The Rattler's Hiss is a 1920 American short silent Western film directed by B. Reeves Eason.

==Plot==
According to a film magazine, "The mid-summer life of the Circle C Ranch would have been pretty quiet had it not been for two things — the practical joking of Larry Donovan, the boss of the ranch, and the presence of "Dusky" Walters and his band of outlaws and cattle thieves in the neighborhood. Larry did not know about the band and probably he would have cared less if he had known for all Larry cared about was his little joke and he carried this to extremes. The only person Larry took seriously was Marjorie Taylor whose father owned the neighboring ranch, and he was willing and anxious to surrender to her for life.
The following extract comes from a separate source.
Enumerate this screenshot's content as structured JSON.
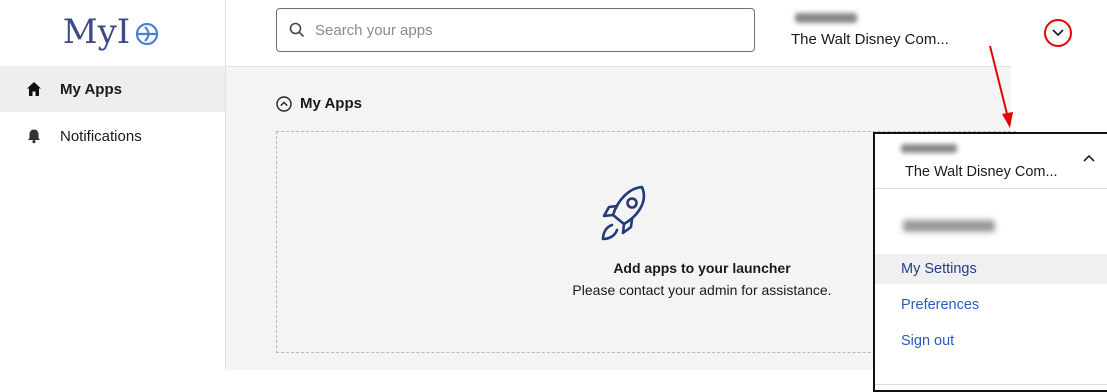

One day when he was calling on Marjorie, her father came in with a set of green rattles and a large sized shudder. "That's the fifth rattler I've killed to-day!" he declared. Everyone hated rattlers and the peculiar and unmistakable noise that the reptile makes just before he is going to strike would cause a mummy to jump out of its swathings. The episode put a new idea into Larry's head and he began to practice the hiss of the rattler until he had it down fine. He tried it on the gang when he went home, and twenty men jumped forty feet in the air.

Just then came word that Dusky Walters had been cornered in Turtle Canyon and the whole gang rushed to cut them off at the pass. Most of the band were captured, but Walters and two of his men came through, though Walters had a bullet in his aim from Larry's gun. He decided to get even with Larry by stealing his girl and taking her to a cabin on the desert. He knew that Larry would follow and he was ready for him. As Larry got to a poisoned spring with his mouth parched and his eyes red and bleary, Walters rose up from the other side of the spring with a gun in either hand. He had the drop but Larry was a quick thinker. The next instant Walters heard the dreaded hiss of the rattler and he jumped just the same as any one else would have jumped. Only when he came down he was looking into Larry's gun. So the rattler's hiss finally brought Larry to the cabin just in time to save the girl from two lieutenants of Walters'."

==Cast==
- Hoot Gibson as Larry Donovan
- Mildred Moore as Marjorie Taylor
- Tote Du Crow as Zeb Taylor
- George Field as "Dusky" Walters

== Censorship ==
Before The Rattler's Hiss could be exhibited in Kansas, several intertitles and scenes had to be eliminated from reel 2. The titles removed were "Give us a kiss", "It's not you she wants to kiss", and "Cut the cards for her", and all struggle scenes except the rescue.